A colleague came up with the following question the other day:
I have $m$ each of blue and red balls in a bag. We play a game where we draw balls randomly (without replacement) and each time you draw a blue ball you get +1 dollar and each time you draw a red ball you get -1 dollar. You can stop drawing at any time. What's the optimal stopping rule for the game and how much would you pay to play it?
MY ATTEMPT:
So you can always draw all the way to the end and come out even. I took a stab at the optimal stopping rule and got this:
Stop only if you're positive and when (number of blue balls remaining) $\leq$ (the number of blue balls drawn) - (the number of red balls drawn)

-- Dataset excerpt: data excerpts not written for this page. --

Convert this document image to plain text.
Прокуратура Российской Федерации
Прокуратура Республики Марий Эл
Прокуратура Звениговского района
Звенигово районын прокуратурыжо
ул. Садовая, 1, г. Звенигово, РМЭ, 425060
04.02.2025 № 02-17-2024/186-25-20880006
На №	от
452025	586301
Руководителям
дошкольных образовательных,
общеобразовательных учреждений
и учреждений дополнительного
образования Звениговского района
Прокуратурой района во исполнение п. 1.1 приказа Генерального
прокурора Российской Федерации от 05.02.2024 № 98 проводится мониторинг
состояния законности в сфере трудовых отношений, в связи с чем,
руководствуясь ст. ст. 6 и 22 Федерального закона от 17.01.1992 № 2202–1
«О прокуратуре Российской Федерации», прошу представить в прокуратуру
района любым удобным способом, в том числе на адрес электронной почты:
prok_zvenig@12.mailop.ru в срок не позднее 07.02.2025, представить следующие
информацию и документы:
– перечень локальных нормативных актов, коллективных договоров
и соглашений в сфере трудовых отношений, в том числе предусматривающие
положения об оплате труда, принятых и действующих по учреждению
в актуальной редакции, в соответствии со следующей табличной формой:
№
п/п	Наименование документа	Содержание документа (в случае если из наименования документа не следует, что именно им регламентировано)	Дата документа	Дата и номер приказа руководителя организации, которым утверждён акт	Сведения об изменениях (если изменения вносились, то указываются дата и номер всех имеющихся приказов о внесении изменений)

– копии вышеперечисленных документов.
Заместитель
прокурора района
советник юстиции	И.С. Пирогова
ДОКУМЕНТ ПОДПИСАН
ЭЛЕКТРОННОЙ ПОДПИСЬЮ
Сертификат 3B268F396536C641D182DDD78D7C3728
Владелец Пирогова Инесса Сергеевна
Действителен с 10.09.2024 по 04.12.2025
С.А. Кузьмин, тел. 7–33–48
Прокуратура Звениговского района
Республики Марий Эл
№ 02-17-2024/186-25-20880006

I derived this by the heuristic "stop when the probability of gaining a dollar on the next draw is no greater than the probability of never getting back to where you are now, in any of the remaining draws". Here's a sketch of how I computed this:
Let $B_n$ be the number of blue balls drawn and $R_n$ the number of red balls drawn. The probability of +1 on the next draw is just the proportion of blue balls remaining, $(m - B_n) / (2m - n)$. The probability of never getting back to where you are now (assuming you're in the positive) is the solution to the Ballot problem with $m-R_n$ and $m-B_n$ votes, respectively--which simplifies to $(B_n - R_n) / (2m - n)$.
Simplifying this out gives the stopping rule $m - B_n \leq B_n - R_n$.
QUESTIONS:
This feels intuitive but somehow missing something. I don't think I formulated the notion of optimality entirely correctly. Is there a better solution?
How does one compute the expected value of winnings at this stopping time? It feels like there is an optional stopping theorem argument involving the "proportion of blue balls remaining" martingale, but I kept running into dead ends (maybe I had some math errors, though).